Document Type : Research Paper
Authors
1
Associate Professor in Department of Western Philosophy at the University of Tehran, Farabi Campus, Faculty of Theology
2
Associate Professor, in Department of Western Philosophy at the University of Tehran, Farabi Campus, Faculty of Theology
3
PhD Candidate in Department of Western Philosophy at the University of Tehran, Farabi Campus, Faculty of Theology
10.22059/jpht.2026.402659.1006146
Abstract
Richard Rorty situated his philosophical project in critical dialogue with the pragmatism of John Dewey, the hermeneutics of Martin Heidegger, and the later philosophy of Ludwig Wittgenstein. In doing so, he challenged systematic, universalist, and a priori models of philosophy. Instead, Rorty defended an “edifying philosophy”—a conception of philosophy oriented toward the growth and edification of individuals and communities, remaining receptive to new modes of thought.
In the field of religion, Rorty extended this project by critically examining traditional religion and systematic theology and advancing the notion of “edifying theology”—one emphasizing social hope, solidarity, contingency, and ethics, rather than truth, metaphysics, or the authority of religious institutions.

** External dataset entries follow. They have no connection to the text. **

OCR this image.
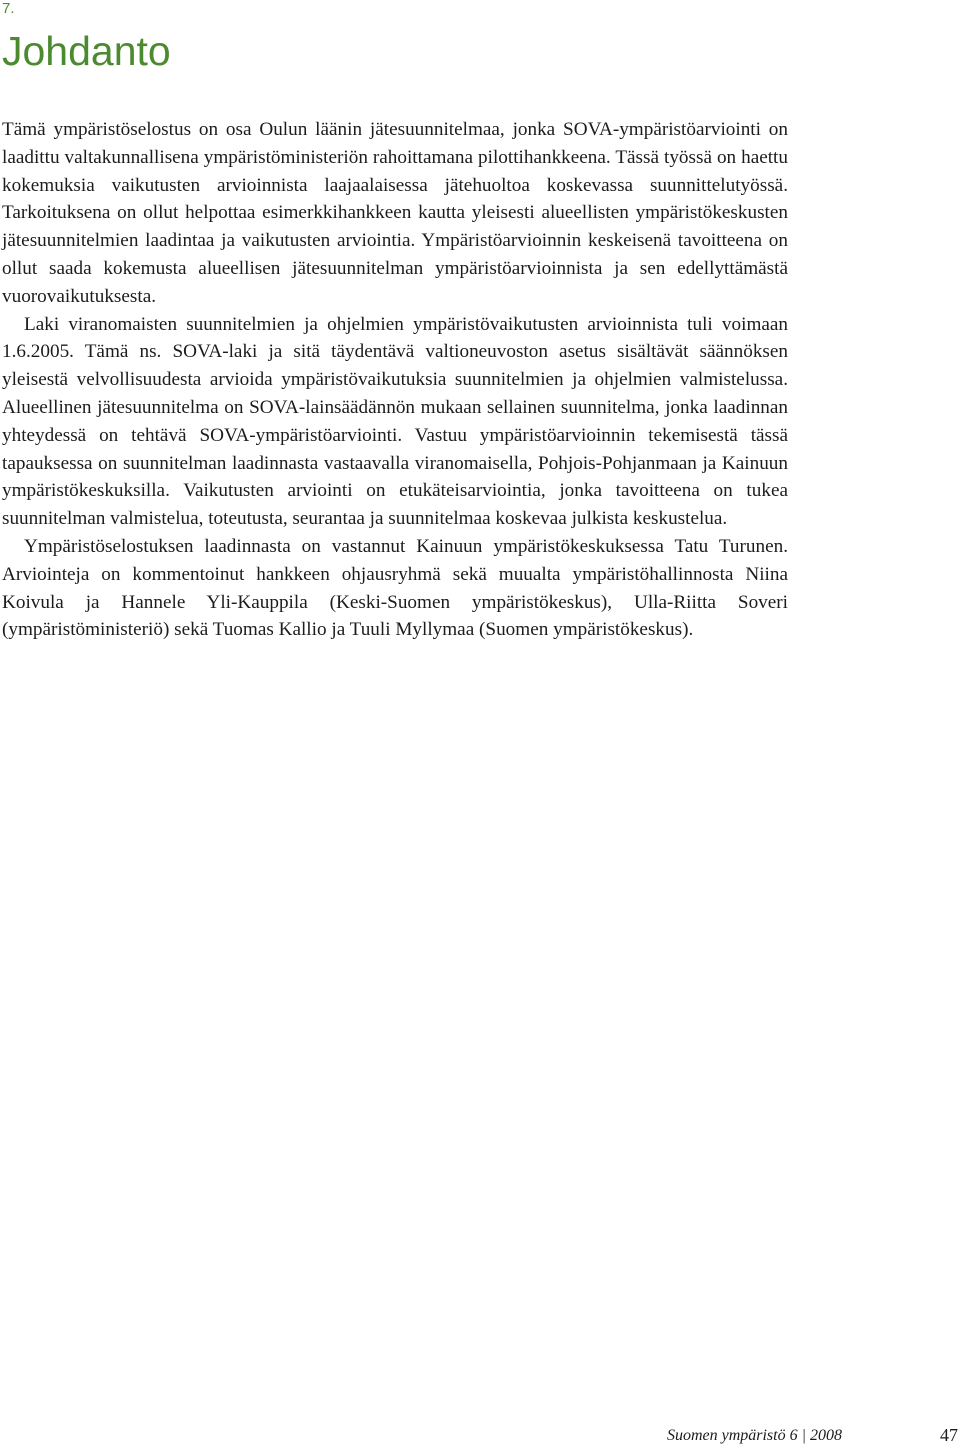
7.
Johdanto

Tämä ympäristöselostus on osa Oulun läänin jätesuunnitelmaa, jonka SOVA-ympäristöarviointi on laadittu valtakunnallisena ympäristöministeriön rahoittamana pilottihankkeena. Tässä työssä on haettu kokemuksia vaikutusten arvioinnista laajaalaisessa jätehuoltoa koskevassa suunnittelutyössä. Tarkoituksena on ollut helpottaa esimerkkihankkeen kautta yleisesti alueellisten ympäristökeskusten jätesuunnitelmien laadintaa ja vaikutusten arviointia. Ympäristöarvioinnin keskeisenä tavoitteena on ollut saada kokemusta alueellisen jätesuunnitelman ympäristöarvioinnista ja sen edellyttämästä vuorovaikutuksesta.

Laki viranomaisten suunnitelmien ja ohjelmien ympäristövaikutusten arvioinnista tuli voimaan 1.6.2005. Tämä ns. SOVA-laki ja sitä täydentävä valtioneuvoston asetus sisältävät säännöksen yleisestä velvollisuudesta arvioida ympäristövaikutuksia suunnitelmien ja ohjelmien valmistelussa. Alueellinen jätesuunnitelma on SOVA-lainsäädännön mukaan sellainen suunnitelma, jonka laadinnan yhteydessä on tehtävä SOVA-ympäristöarviointi. Vastuu ympäristöarvioinnin tekemisestä tässä tapauksessa on suunnitelman laadinnasta vastaavalla viranomaisella, Pohjois-Pohjanmaan ja Kainuun ympäristökeskuksilla. Vaikutusten arviointi on etukäteisarviointia, jonka tavoitteena on tukea suunnitelman valmistelua, toteutusta, seurantaa ja suunnitelmaa koskevaa julkista keskustelua.

Ympäristöselostuksen laadinnasta on vastannut Kainuun ympäristökeskuksessa Tatu Turunen. Arviointeja on kommentoinut hankkeen ohjausryhmä sekä muualta ympäristöhallinnosta Niina Koivula ja Hannele Yli-Kauppila (Keski-Suomen ympäristökeskus), Ulla-Riitta Soveri (ympäristöministeriö) sekä Tuomas Kallio ja Tuuli Myllymaa (Suomen ympäristökeskus).

Suomen ympäristö 6 | 2008	47
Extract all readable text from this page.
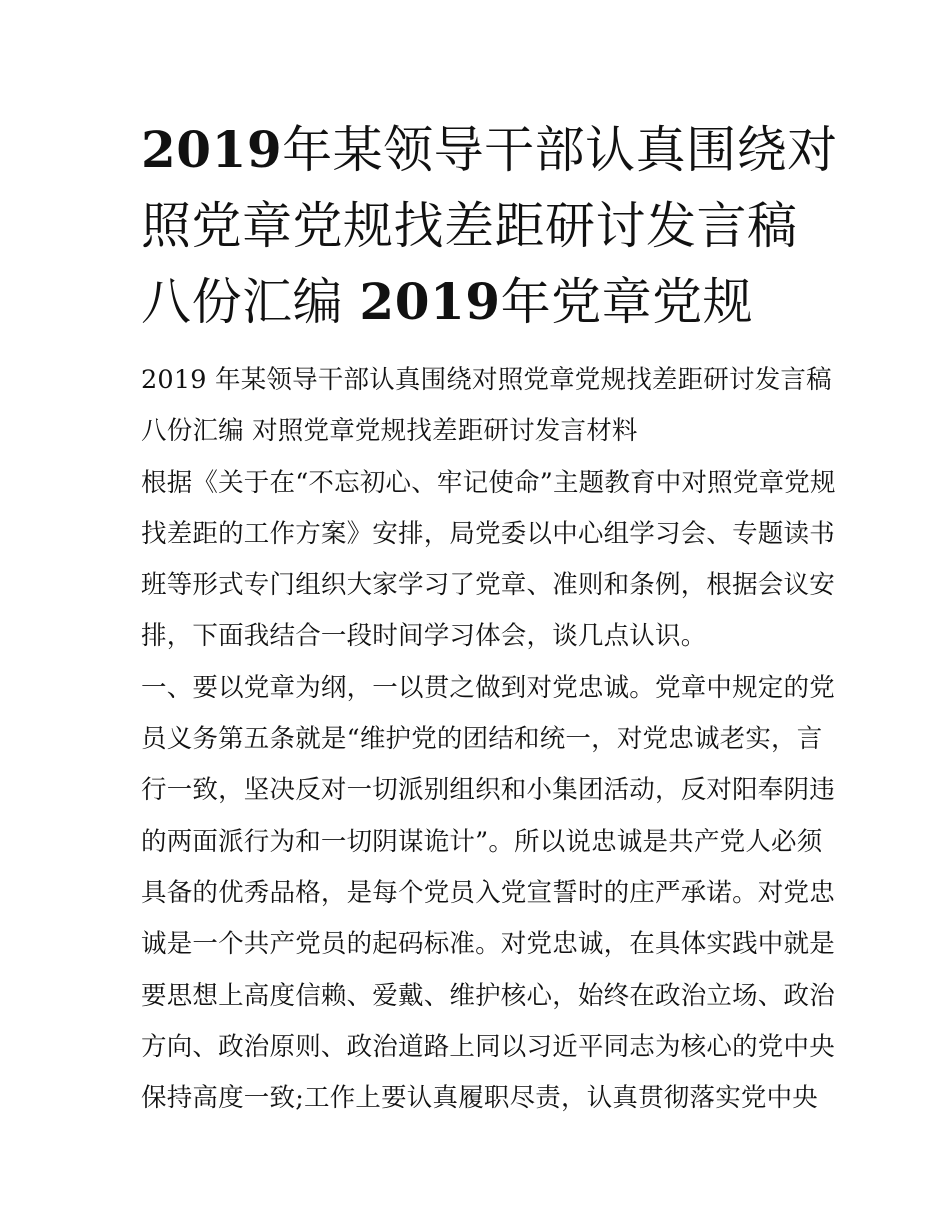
2019年某领导干部认真围绕对
照党章党规找差距研讨发言稿
八份汇编 2019年党章党规
2019 年某领导干部认真围绕对照党章党规找差距研讨发言稿
八份汇编 对照党章党规找差距研讨发言材料
根据《关于在“不忘初心、牢记使命”主题教育中对照党章党规
找差距的工作方案》安排，局党委以中心组学习会、专题读书
班等形式专门组织大家学习了党章、准则和条例，根据会议安
排，下面我结合一段时间学习体会，谈几点认识。
一、要以党章为纲，一以贯之做到对党忠诚。党章中规定的党
员义务第五条就是“维护党的团结和统一，对党忠诚老实，言
行一致，坚决反对一切派别组织和小集团活动，反对阳奉阴违
的两面派行为和一切阴谋诡计”。所以说忠诚是共产党人必须
具备的优秀品格，是每个党员入党宣誓时的庄严承诺。对党忠
诚是一个共产党员的起码标准。对党忠诚，在具体实践中就是
要思想上高度信赖、爱戴、维护核心，始终在政治立场、政治
方向、政治原则、政治道路上同以习近平同志为核心的党中央
保持高度一致;工作上要认真履职尽责，认真贯彻落实党中央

This article explicates the key components of edifying theology, which engages with the existential and moral crises of contemporary humanity, and offers a critical assessment of its theoretical and practical implications. It raises fundamental questions that illuminate the strengths, limitations, and unresolved challenges of Rorty’s proposal regarding religion and its social function—questions he largely left unanswered. Among these are: How can a religion stripped of metaphysical foundations and truth-claims continue to provide meaning, coherence, and social solidarity? Can a religion that renounces ontological commitments and truth-claims still sustain its meaning-giving function? And finally, does removing religious institutions from the public sphere, without alternative mechanisms for social organization, risk social fragmentation or collapse?